GAZA CITY, Gaza Strip — Tens of thousands of children are signing up for the annual summer games in the Gaza Strip, sponsored by a variety of groups that sometimes have more in mind than entertainment.

Some parents are convinced that some camps are recruiting grounds for groups seeking to instill ideas in their children’s minds in the hope of attracting them to their ranks in the future. Some groups openly admit their agendas.

The United Nations Relief and Works Agency for Palestine Refugees in the Near East (UNRWA), Hamas and the Palestinian Islamic Jihad attract the largest number of Palestinian children in Gaza. Enrollment in summer activities has been underway since early May.

Just a little more than a month remains before the activities begin. Associations and organizations are engaging in a heated competition to lure elementary and secondary school-age children. Each group has its own objective for the activities, which last for weeks.

Youssef Moussa, manager of the UNRWA Summer Games Program, told Al-Monitor that the games will begin July 23. “More than 170,000 students from different age groups have registered” so far, he said. Registration will close a few weeks before the programs begin.

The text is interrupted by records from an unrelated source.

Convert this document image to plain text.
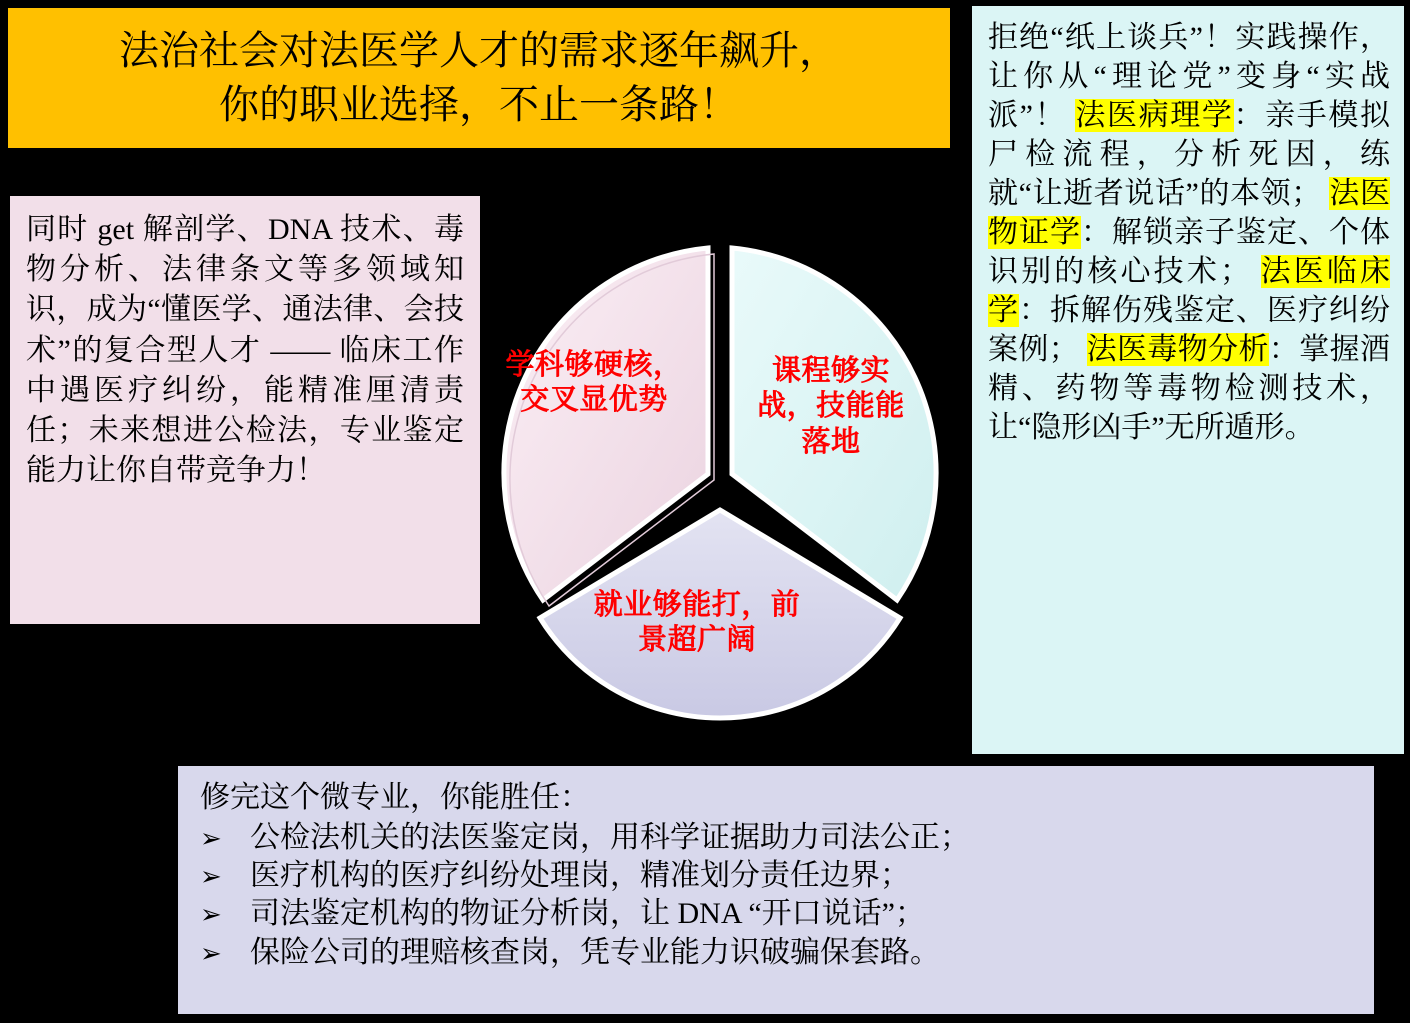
法治社会对法医学人才的需求逐年飙升，
你的职业选择，不止一条路！
同时 get 解剖学、DNA 技术、毒物分析、法律条文等多领域知识，成为“懂医学、通法律、会技术”的复合型人才 —— 临床工作中遇医疗纠纷，能精准厘清责任；未来想进公检法，专业鉴定能力让你自带竞争力！
拒绝“纸上谈兵”！实践操作，让你从“理论党”变身“实战派”！ 法医病理学：亲手模拟尸检流程，分析死因，练就“让逝者说话”的本领； 法医物证学：解锁亲子鉴定、个体识别的核心技术； 法医临床学：拆解伤残鉴定、医疗纠纷案例； 法医毒物分析：掌握酒精、药物等毒物检测技术，让“隐形凶手”无所遁形。
学科够硬核，交叉显优势
课程够实战，技能能落地
就业够能打，前景超广阔
修完这个微专业，你能胜任：
➢ 公检法机关的法医鉴定岗，用科学证据助力司法公正；
➢ 医疗机构的医疗纠纷处理岗，精准划分责任边界；
➢ 司法鉴定机构的物证分析岗，让 DNA “开口说话”；
➢ 保险公司的理赔核查岗，凭专业能力识破骗保套路。
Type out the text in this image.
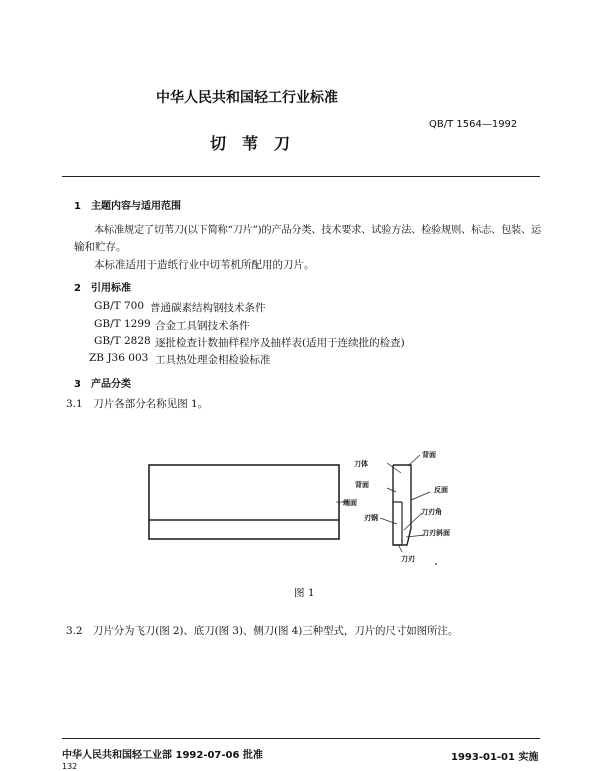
中华人民共和国轻工行业标准
QB/T 1564—1992
切　苇　刀
1　主题内容与适用范围
本标准规定了切苇刀(以下简称“刀片”)的产品分类、技术要求、试验方法、检验规则、标志、包装、运
输和贮存。
本标准适用于造纸行业中切苇机所配用的刀片。
2　引用标准
GB/T 700 普通碳素结构钢技术条件
GB/T 1299 合金工具钢技术条件
GB/T 2828 逐批检查计数抽样程序及抽样表(适用于连续批的检查)
ZB J36 003 工具热处理金相检验标准
3　产品分类
3.1　刀片各部分名称见图 1。
刀体
背面
背面
反面
端面
刀刃角
刃钢
刀刃斜面
刀刃
图 1
3.2　刀片分为飞刀(图 2)、底刀(图 3)、侧刀(图 4)三种型式，刀片的尺寸如图所注。
中华人民共和国轻工业部 1992-07-06 批准	1993-01-01 实施
132
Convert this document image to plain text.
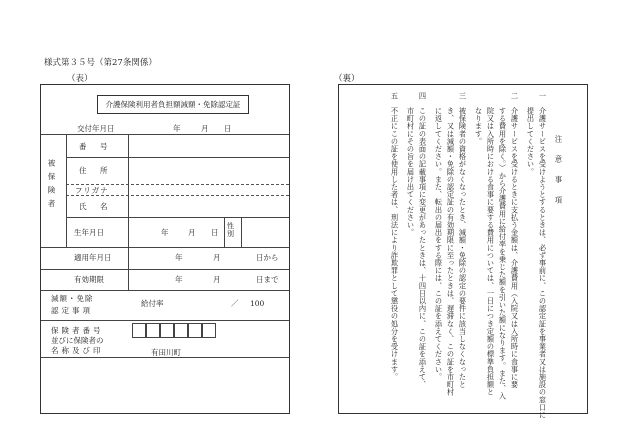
様式第３５号（第27条関係）
（表）	（裏）
介護保険利用者負担額減額・免除認定証
交付年月日	年	月 日
被保険者
番　号
住　所
フリガナ
氏　名
生年月日	年	月 日
性別
適用年月日	年	月	日から
有効期限	年	月	日まで
減額・免除
認定事項
給付率	／ 100
保険者番号
並びに保険者の
名称及び印	有田川町
注　意　事　項
一　介護サービスを受けようとするときは、必ず事前に、この認定証を事業者又は施設の窓口に
　　提出してください。
二　介護サービスを受けるときに支払う金額は、介護費用（入院又は入所時に食事に要
　　する費用を除く。）から介護費用に給付率を乗じた額を引いた額になります。また、入
　　院又は入所時における食事に要する費用については、一日につき定額の標準負担額と
　　なります。
三　被保険者の資格がなくなったとき、減額・免除の認定の要件に該当しなくなったと
　　き、又は減額・免除の認定証の有効期限に至ったときは、遅滞なく、この証を市町村
　　に返してください。また、転出の届出をする際には、この証を添えてください。
四　この証の表面の記載事項に変更があったときは、十四日以内に、この証を添えて、
　　市町村にその旨を届け出てください。
五　不正にこの証を使用した者は、刑法により詐欺罪として懲役の処分を受けます。
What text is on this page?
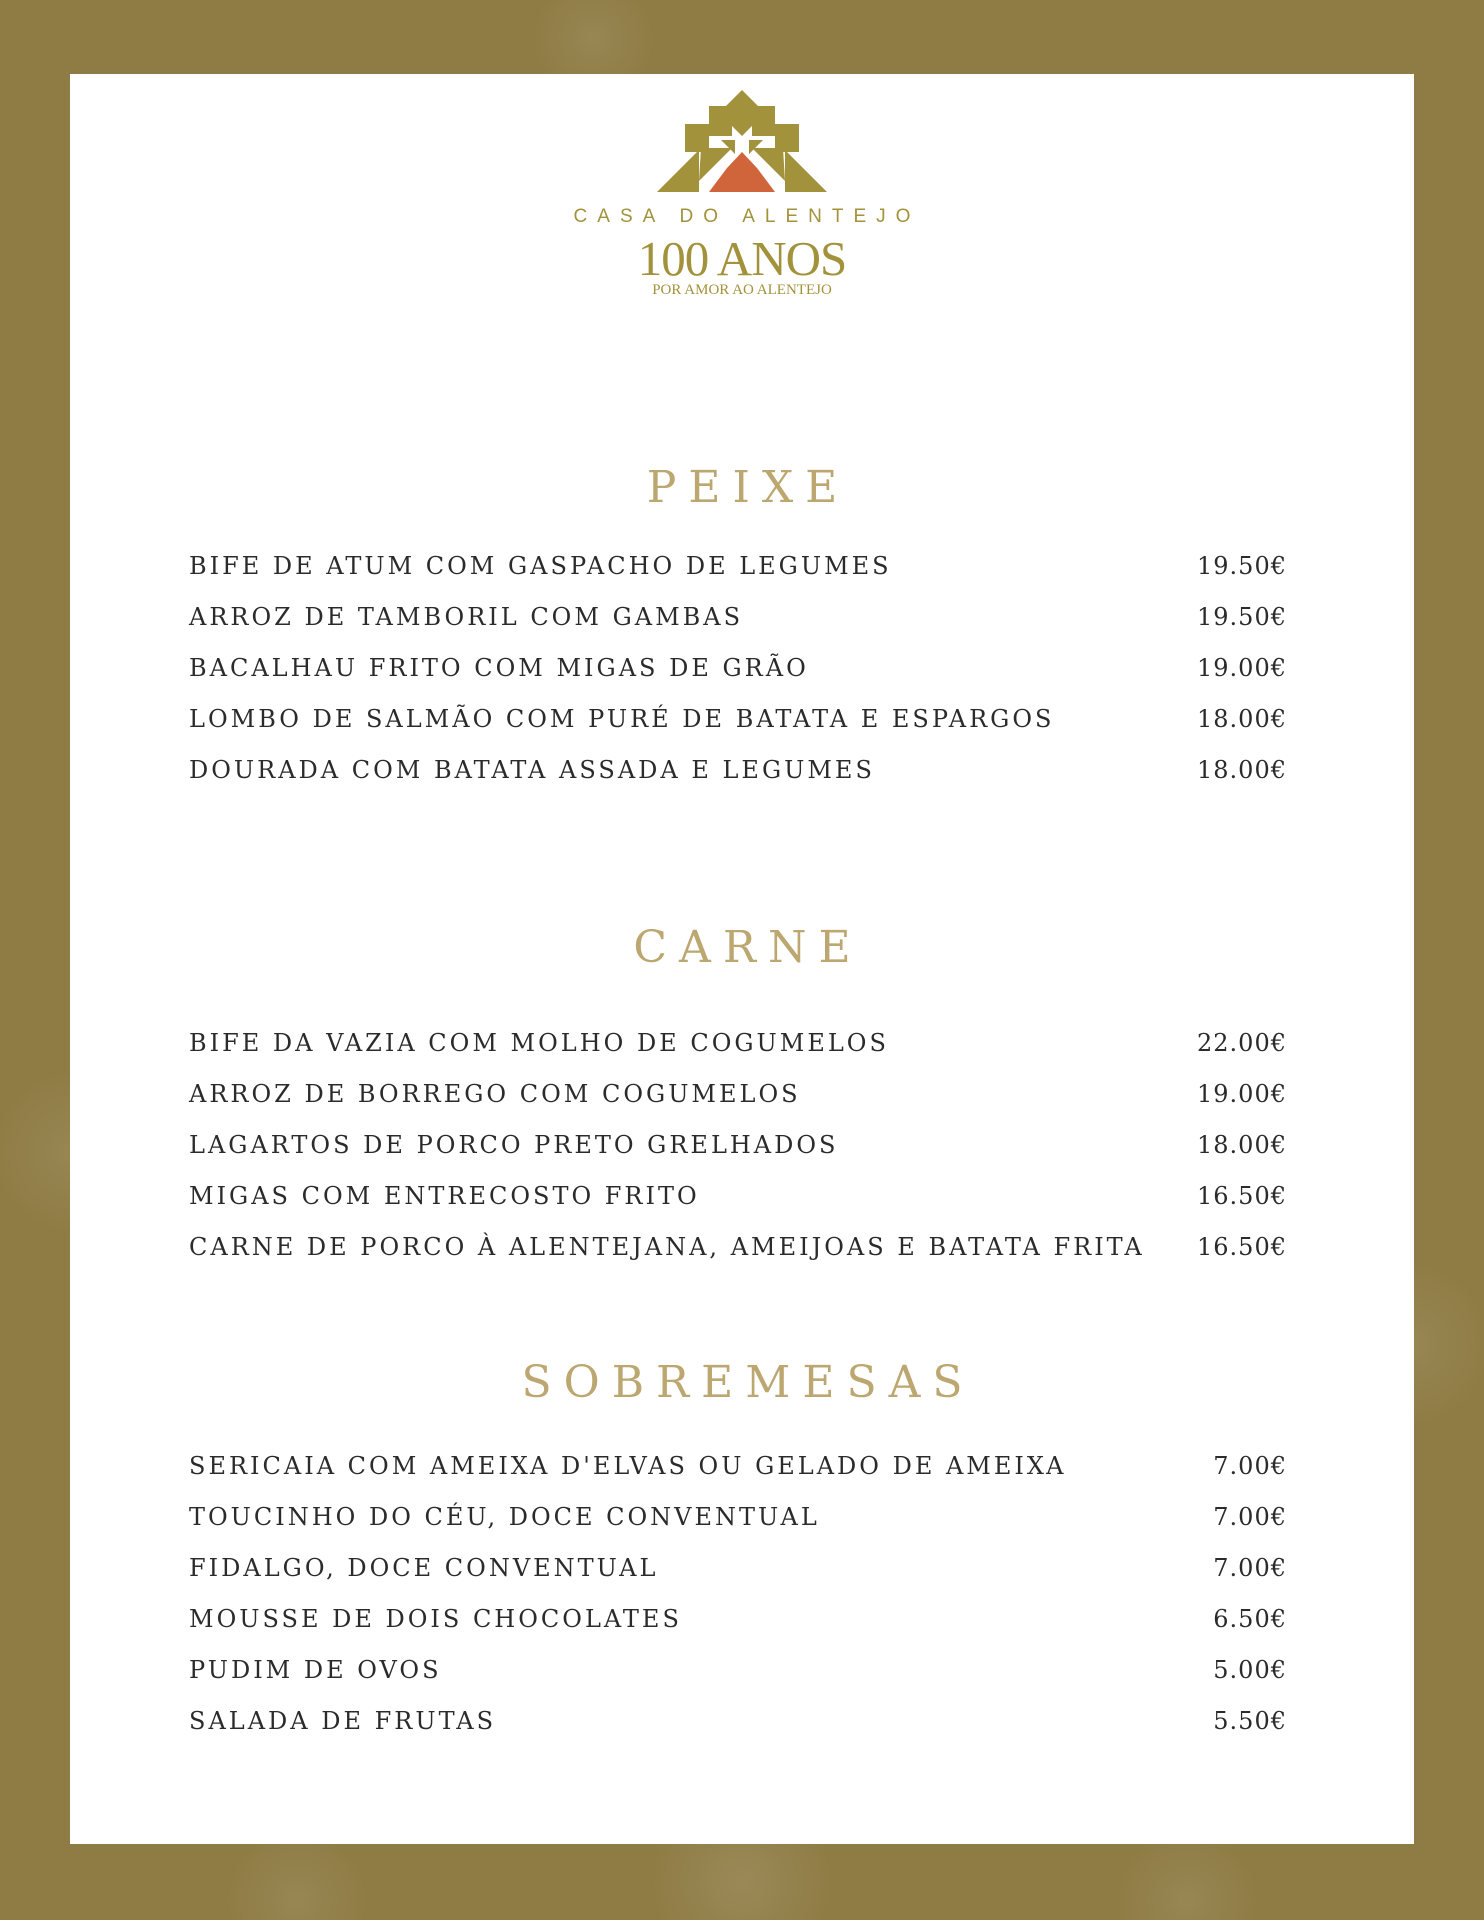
CASA DO ALENTEJO
100 ANOS
POR AMOR AO ALENTEJO
PEIXE
BIFE DE ATUM COM GASPACHO DE LEGUMES	19.50€
ARROZ DE TAMBORIL COM GAMBAS	19.50€
BACALHAU FRITO COM MIGAS DE GRÃO	19.00€
LOMBO DE SALMÃO COM PURÉ DE BATATA E ESPARGOS	18.00€
DOURADA COM BATATA ASSADA E LEGUMES	18.00€
CARNE
BIFE DA VAZIA COM MOLHO DE COGUMELOS	22.00€
ARROZ DE BORREGO COM COGUMELOS	19.00€
LAGARTOS DE PORCO PRETO GRELHADOS	18.00€
MIGAS COM ENTRECOSTO FRITO	16.50€
CARNE DE PORCO À ALENTEJANA, AMEIJOAS E BATATA FRITA 16.50€
SOBREMESAS
SERICAIA COM AMEIXA D'ELVAS OU GELADO DE AMEIXA	7.00€
TOUCINHO DO CÉU, DOCE CONVENTUAL	7.00€
FIDALGO, DOCE CONVENTUAL	7.00€
MOUSSE DE DOIS CHOCOLATES	6.50€
PUDIM DE OVOS	5.00€
SALADA DE FRUTAS	5.50€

Moussa expects about 120,000 of those registered will actually participate. He noted that in addition to conventional activities such as soccer, gymnastics and cultural events, new activities are being introduced this year, such as a special entertainment program for each of the five provinces in the Gaza Strip.

UNRWA will host a program in Rafah in the southern Gaza Strip that will include cultural competitions and tutorials mainly in English. Another program will be dedicated to reviving Palestinian heritage, as participants will be wearing traditional costumes and dance the Palestinian Dabke. This event will be held in Khan Yunis. UNRWA will also provide activities and programs about democracy and accepting others in the Deir el-Balah province.

In Gaza City, activities will focus on the use and recycling of plastic and cardboard. The northern part of the Gaza Strip will feature programs focused on psychological support, since that area was the most devastated during the Israeli war on Gaza in 2014. There will also be conventional and traditional activities such as soccer, hurdling and long jumps.

Moussa estimates the activities will create 2,200 temporary job opportunities for educators and people to monitor activities. The aim of these events, he said, is to make up for the extra-curricular activities the students missed during the school year because of the lack of schools and the shortage of funds to build new ones. Time is also a factor, since school hours are divided into two shifts, morning and evening classes, which does not leave any space for extracurricular activities.

Dozens of places across Gaza have also been readied to host summer activities carried out by Hamas, Islamic Jihad and other movements. These facilities include 108 schools, nine centers for the disabled and three sports clubs.

Hamas activities, which this year will be called “Jerusalem Intifada,” are designed to introduce the new generation to the Palestinian cause, said Mohammad al-Jamal, head of the media unit at Hamas’ Popular Action Department.

Jamal told Al-Monitor, “We have opened the doors to registration for summer activities in mosques. We will launch them on July 10.” He expects 50,000 to 80,000 participants from various age groups, as was the case in 2015. Hamas just started accepting registration a few days ago and so far has received about 5,000 to 7,000 applications, he added.

A variety of programs will include scouting activities, beach games, media and administrative courses, and some primary military training sessions. He noted that the activities last six hours a day, and the event will continue until Aug. 10.

Ahmed al-Mudallal, Islamic Jihad leader in charge of that movement’s summer activities program, said their events are essential to reshape and educate the new generation about their moral, behavioral and revolutionary backgrounds so they can carry the torch of the Palestinian cause in the future. The movement also wants to provide fun recreational activities, such as swimming and soccer. Mudallal told Al-Monitor he expects at least 10,000 people to participate.

In a statement to Al-Monitor, Mahmoud Baroud, director general of Gaza’s Ministry of Youth and Sports, said the ministry is no longer involved with any of the camps or their services. The ministry stopped holding summer activities several years ago given the lack of financial support.

The ministry used to allocate $200,000 every year to organize such activities, but the consensus government refused to transfer funds to the ministries in Gaza because of the split between Hamas and Fatah in 2007, Baroud said. However, he stressed the importance of such events for the young generation, regardless of the goals of their sponsors.

Parents seem divided about the events. Suhad Nassar, the mother of three children ages 8 to 14, told Al-Monitor she is willing to enroll her children in nonpartisan summer activities that could benefit them and she considers UNRWA’s programs to be the safest environment for her children. She said she has been pressured by some Palestinian factions to enroll her children in their programs, but she declined to name the groups.

Mohammad Nofal, on the other hand, the father of a 10-year-old, told Al-Monitor that the Hamas summer camps are the best destination for his son. “I want my son to grow up knowing the reality of the Israeli occupation of our land. He needs to learn military combat to grow up and take part in liberating our land,” Nofal said.